Tralokinumab: A Comprehensive Monograph on a Targeted IL-13 Inhibitor for Atopic Dermatitis

Executive Summary

Tralokinumab is a first-in-class, fully human immunoglobulin G4 (IgG4​) monoclonal antibody that represents a significant advancement in the targeted treatment of atopic dermatitis (AD).[1] Marketed under the brand names Adbry® and Adtralza®, it is indicated for the treatment of moderate-to-severe AD in adult and adolescent patients (aged 12 years and older) who are candidates for systemic therapy.[3] The therapeutic action of tralokinumab is predicated on its high-affinity, specific binding to the interleukin-13 (IL-13) cytokine, a key driver of the Type 2 inflammation that underpins AD pathogenesis. By neutralizing IL-13, tralokinumab prevents its interaction with the IL-13Rα1/IL-4Rα receptor complex, thereby inhibiting the downstream signaling cascade responsible for skin barrier dysfunction, inflammation, and pruritus.[2]

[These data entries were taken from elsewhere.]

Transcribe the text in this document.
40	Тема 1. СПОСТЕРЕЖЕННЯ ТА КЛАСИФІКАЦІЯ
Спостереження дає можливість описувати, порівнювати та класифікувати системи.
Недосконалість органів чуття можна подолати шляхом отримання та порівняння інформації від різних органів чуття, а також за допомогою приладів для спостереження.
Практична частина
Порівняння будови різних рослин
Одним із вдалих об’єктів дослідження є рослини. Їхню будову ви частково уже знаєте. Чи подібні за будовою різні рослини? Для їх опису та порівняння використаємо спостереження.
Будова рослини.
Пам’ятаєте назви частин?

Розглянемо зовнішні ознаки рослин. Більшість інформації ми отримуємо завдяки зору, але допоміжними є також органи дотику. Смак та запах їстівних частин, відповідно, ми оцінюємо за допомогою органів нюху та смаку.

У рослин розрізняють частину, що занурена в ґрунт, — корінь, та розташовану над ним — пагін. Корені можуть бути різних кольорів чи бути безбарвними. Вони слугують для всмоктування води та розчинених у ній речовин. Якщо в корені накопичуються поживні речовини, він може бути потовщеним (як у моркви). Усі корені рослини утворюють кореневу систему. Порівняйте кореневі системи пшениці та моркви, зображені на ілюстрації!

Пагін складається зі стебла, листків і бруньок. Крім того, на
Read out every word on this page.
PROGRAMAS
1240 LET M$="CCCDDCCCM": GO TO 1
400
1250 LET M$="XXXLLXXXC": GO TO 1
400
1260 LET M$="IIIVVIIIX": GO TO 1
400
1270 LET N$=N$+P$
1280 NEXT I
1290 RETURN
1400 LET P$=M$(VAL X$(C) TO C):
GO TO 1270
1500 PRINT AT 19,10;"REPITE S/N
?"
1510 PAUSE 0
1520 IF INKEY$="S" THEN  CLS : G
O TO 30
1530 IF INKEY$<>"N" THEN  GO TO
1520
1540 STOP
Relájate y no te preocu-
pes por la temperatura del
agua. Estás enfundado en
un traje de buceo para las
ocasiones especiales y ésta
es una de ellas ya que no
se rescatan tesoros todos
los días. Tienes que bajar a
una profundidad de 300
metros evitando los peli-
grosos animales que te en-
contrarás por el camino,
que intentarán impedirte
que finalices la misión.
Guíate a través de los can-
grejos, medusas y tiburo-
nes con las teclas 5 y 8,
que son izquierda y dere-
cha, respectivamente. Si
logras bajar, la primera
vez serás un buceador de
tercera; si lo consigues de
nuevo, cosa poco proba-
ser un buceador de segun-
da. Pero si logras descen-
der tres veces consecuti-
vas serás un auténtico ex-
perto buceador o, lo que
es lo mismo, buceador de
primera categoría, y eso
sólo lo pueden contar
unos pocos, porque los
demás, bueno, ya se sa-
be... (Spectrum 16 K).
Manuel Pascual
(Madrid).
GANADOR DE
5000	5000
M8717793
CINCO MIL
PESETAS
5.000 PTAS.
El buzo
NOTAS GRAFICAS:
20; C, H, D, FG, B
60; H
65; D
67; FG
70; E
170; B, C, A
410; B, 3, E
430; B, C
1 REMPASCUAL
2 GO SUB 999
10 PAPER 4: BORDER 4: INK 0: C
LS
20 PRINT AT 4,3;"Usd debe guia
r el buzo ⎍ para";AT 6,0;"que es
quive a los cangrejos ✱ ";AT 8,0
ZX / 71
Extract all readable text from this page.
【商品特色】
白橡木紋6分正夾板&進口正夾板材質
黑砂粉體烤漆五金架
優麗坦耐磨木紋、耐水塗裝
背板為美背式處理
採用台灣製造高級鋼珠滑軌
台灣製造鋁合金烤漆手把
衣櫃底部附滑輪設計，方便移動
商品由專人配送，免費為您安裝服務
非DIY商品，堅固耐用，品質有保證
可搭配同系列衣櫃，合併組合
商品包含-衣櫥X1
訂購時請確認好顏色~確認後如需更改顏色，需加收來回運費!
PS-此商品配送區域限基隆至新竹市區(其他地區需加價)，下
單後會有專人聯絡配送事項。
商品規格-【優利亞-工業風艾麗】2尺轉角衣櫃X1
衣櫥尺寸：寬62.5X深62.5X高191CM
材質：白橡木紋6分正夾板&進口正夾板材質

The clinical efficacy and safety of tralokinumab were robustly established in the comprehensive ECZTRA Phase 3 clinical trial program. In pivotal monotherapy trials (ECZTRA 1 and 2), tralokinumab demonstrated statistically significant and clinically meaningful improvements in skin clearance, as measured by the Investigator's Global Assessment (IGA) score, and in disease severity, assessed by a 75% or greater improvement in the Eczema Area and Severity Index (EASI-75), compared to placebo at 16 weeks.[7] Efficacy was also demonstrated when used in combination with topical corticosteroids (ECZTRA 3) and in the adolescent population (ECZTRA 6), with long-term data from the ECZTEND extension study confirming durable responses and a consistent safety profile over several years of treatment.[5]